Estou convencido que brincamos com fogo. Desde que foram divulgadas as gravações revelando facetas “pouco republicanas” (para usar a hipocrisia da moda) da administração Temer, a chance de levar adiante as reformas necessárias, principalmente no que se refere ao lado fiscal, se reduziu extraordinariamente. Ainda assim, a reação do mercado financeiro (não necessariamente da economia) tem sido quase nula.
O dólar se estabilizou
ao redor de R$ 3,30 (comparado a R$ 3,10 em meados de maio) e a bolsa tem
ficado mais perto dos 60 mil pontos do que dos 70 mil que estavam ao alcance
quando a atual crise política eclodiu. Por outro lado, a taxa de juros para um
ano retornou aos patamares pré-crise, enquanto as taxas mais longas se
encontram cerca de meio ponto percentual acima do registrado logo antes do
episódio Joesley. Um observador que houvesse dormido durante as últimas quatro
semanas teria dificuldade para inferir os percalços da atual administração
apenas a partir dos preços de mercado.
No entanto, o problema
é bem mais sério do que os preços sugerem. Apesar da histeria sobre o teto de
gastos (o “fim do mundo”), a verdade é que o
ajuste fiscal que deriva de sua aplicação é muito gradual. Não se vislumbram,
por exemplo, saldos positivos nas contas públicas até o início da próxima
década (sem aumento de impostos), e a dívida só pararia de crescer mais rápido
do que o PIB em horizonte ainda mais largo.
Essencial, contudo,
para esta estratégia é a aprovação da reforma previdenciária e a continuidade
dos esforços na área fiscal. Em trabalho recente, a Instituição Fiscal Independente (que vem produzindo
pesquisa de excelente qualidade), indica que, sem a reforma da previdência, a
margem fiscal (o que sobra depois das despesas obrigatórias) desapareceria por
volta de 2022. Deve ser óbvio, contudo, que bem antes disto (2019? 2020?) o
governo federal deixaria de ser operacional.
Engana-se, portanto,
quem acredita que a reforma possa ser postergada até a posse do próximo governo.

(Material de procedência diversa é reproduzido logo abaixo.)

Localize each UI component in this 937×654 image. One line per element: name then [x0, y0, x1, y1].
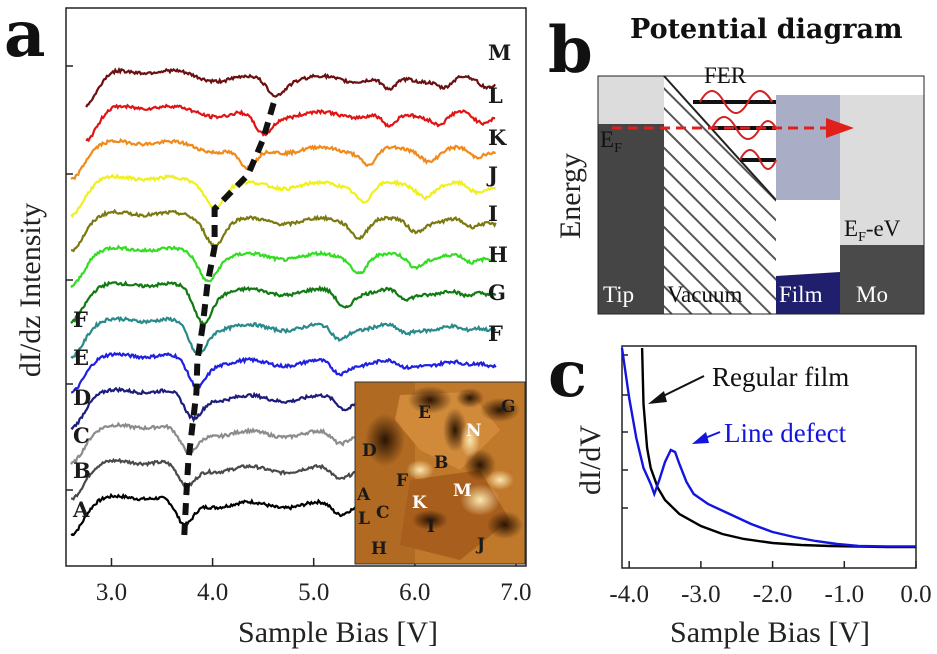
inset-label-A: A — [356, 485, 371, 505]
stm-inset-image: E GN D B F M A K CL I J H — [354, 381, 526, 565]
panel-c-xlabel: Sample Bias [V] — [670, 616, 870, 649]
panel-a-ylabel: dI/dz Intensity — [14, 203, 47, 377]
panel-a-ticks: 3.0 4.0 5.0 6.0 7.0 — [66, 65, 532, 606]
didv-series-regular-film — [640, 347, 916, 549]
left-label-D: D — [73, 385, 91, 410]
panel-c-ticks: -4.0 -3.0 -2.0 -1.0 0.0 — [609, 354, 932, 608]
left-label-B: B — [73, 458, 91, 483]
spectrum-J — [70, 173, 497, 219]
film-base-region — [776, 272, 840, 314]
mo-region — [840, 245, 924, 314]
line-defect-arrowhead — [692, 432, 709, 444]
resonance-wave-3 — [739, 149, 777, 170]
panel-b-label: b — [548, 13, 593, 88]
inset-label-N: N — [466, 421, 482, 441]
fer-label: FER — [704, 63, 747, 88]
spectrum-F — [70, 315, 497, 359]
tip-label: Tip — [603, 282, 634, 307]
right-label-L: L — [488, 83, 503, 108]
regular-film-arrowhead — [648, 391, 667, 404]
inset-label-C: C — [376, 503, 390, 523]
ef-minus-ev-label: EF-eV — [844, 216, 901, 245]
left-label-F: F — [73, 307, 88, 332]
panel-c-xtick-label: -4.0 — [609, 581, 649, 608]
panel-c-xtick-label: -3.0 — [681, 581, 721, 608]
panel-a-xtick-label: 7.0 — [500, 579, 531, 606]
panel-a-xlabel: Sample Bias [V] — [238, 616, 438, 649]
right-label-F: F — [488, 321, 503, 346]
inset-label-B: B — [434, 453, 448, 473]
right-label-J: J — [486, 162, 498, 187]
panel-c-series — [620, 347, 916, 549]
inset-label-K: K — [412, 493, 428, 513]
spectrum-I — [70, 208, 497, 253]
panel-c-xtick-label: 0.0 — [900, 581, 931, 608]
panel-a-xtick-label: 5.0 — [298, 579, 329, 606]
inset-label-L: L — [358, 509, 370, 529]
right-label-M: M — [488, 40, 511, 65]
left-label-C: C — [73, 423, 90, 448]
line-defect-annotation: Line defect — [724, 418, 847, 448]
panel-c-frame — [621, 345, 917, 569]
inset-labels: E GN D B F M A K CL I J H — [356, 397, 516, 559]
right-label-H: H — [488, 242, 508, 267]
regular-film-annotation: Regular film — [712, 362, 849, 392]
panel-c-xtick-label: -2.0 — [753, 581, 793, 608]
vacuum-barrier-region — [664, 76, 776, 314]
left-label-E: E — [73, 345, 89, 370]
spectrum-G — [70, 280, 497, 326]
panel-c-xtick-label: -1.0 — [825, 581, 865, 608]
inset-label-M: M — [453, 481, 472, 501]
ef-label: EF — [600, 127, 622, 156]
tip-upper-region — [598, 76, 664, 124]
panel-c-label: c — [548, 337, 587, 412]
potential-diagram: FER EF EF-eV Tip Vacuum Film Mo — [597, 63, 925, 315]
panel-a-frame — [65, 7, 527, 567]
right-label-G: G — [488, 280, 506, 305]
inset-label-G: G — [501, 397, 516, 417]
right-label-K: K — [488, 125, 507, 150]
inset-label-H: H — [371, 539, 387, 559]
dip-trend-dashed-line — [181, 96, 279, 536]
spectrum-M — [85, 66, 496, 108]
film-label: Film — [779, 282, 823, 307]
tip-region — [598, 124, 664, 314]
left-label-A: A — [72, 497, 90, 522]
right-label-I: I — [488, 201, 498, 226]
energy-axis-label: Energy — [554, 153, 587, 239]
spectrum-L — [85, 103, 496, 143]
inset-label-D: D — [362, 441, 377, 461]
inset-label-J: J — [475, 535, 485, 555]
film-state-region — [776, 95, 840, 200]
panel-c-plot: -4.0 -3.0 -2.0 -1.0 0.0 Regular film Line de… — [609, 345, 932, 608]
spectrum-E — [70, 351, 497, 394]
panel-a-xtick-label: 3.0 — [96, 579, 127, 606]
inset-label-F: F — [396, 471, 408, 491]
vacuum-label: Vacuum — [667, 282, 742, 307]
tunneling-arrowhead — [826, 118, 854, 138]
panel-a-label: a — [4, 0, 45, 72]
spectrum-K — [70, 137, 496, 181]
resonance-wave-1 — [699, 90, 773, 114]
potential-diagram-title: Potential diagram — [630, 14, 903, 45]
panel-a-xtick-label: 4.0 — [197, 579, 228, 606]
inset-label-I: I — [427, 517, 435, 537]
mo-label: Mo — [856, 282, 888, 307]
didv-series-line-defect — [620, 347, 916, 548]
panel-c-ylabel: dI/dV — [574, 425, 607, 495]
panel-a-xtick-label: 6.0 — [399, 579, 430, 606]
mo-upper-region — [840, 95, 924, 245]
inset-label-E: E — [418, 403, 431, 423]
spectrum-H — [70, 244, 496, 289]
resonance-wave-2 — [711, 116, 777, 140]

Essa postura supõe em primeiro lugar que a nova administração seja simpática às
reformas, o que está longe de ser óbvio. No entanto, mesmo que isso seja
verdadeiro, o tempo entre assumir e aprovar as reformas provavelmente não será
suficiente para evitar que o setor público se torne inviável.
Não se conclui daí que
cessarão os serviços federais: o elo mais fraco da corrente é o teto para o
gasto, que em tal cenário não sobreviveria, independentemente de estar inscrito
na constituição. O mesmo Congresso que o aprovou cuidará de revogá-lo e a
estratégia de ajuste fiscal de longo prazo será irremediavelmente comprometida.
Assim, tal como no fim
do governo Dilma, teríamos uma administração incapaz de lidar com o endividamento
crescente e as preocupações com a sustentabilidade da dívida retornariam ainda
maiores.
Segundo Jared Diamond, sociedades entram em
colapso quando não conseguem identificar um problema a tempo, ou, mesmo
identificando-o, não dispõem dos meios para lidar com ele, ou ainda quando não
conseguem se organizar politicamente para resolvê-lo, embora conseguindo
identificá-lo e dispondo de meios para tanto.
O Brasil se parece cada
vez mais com o terceiro caso, mas poucos parecem se preocupar com isto.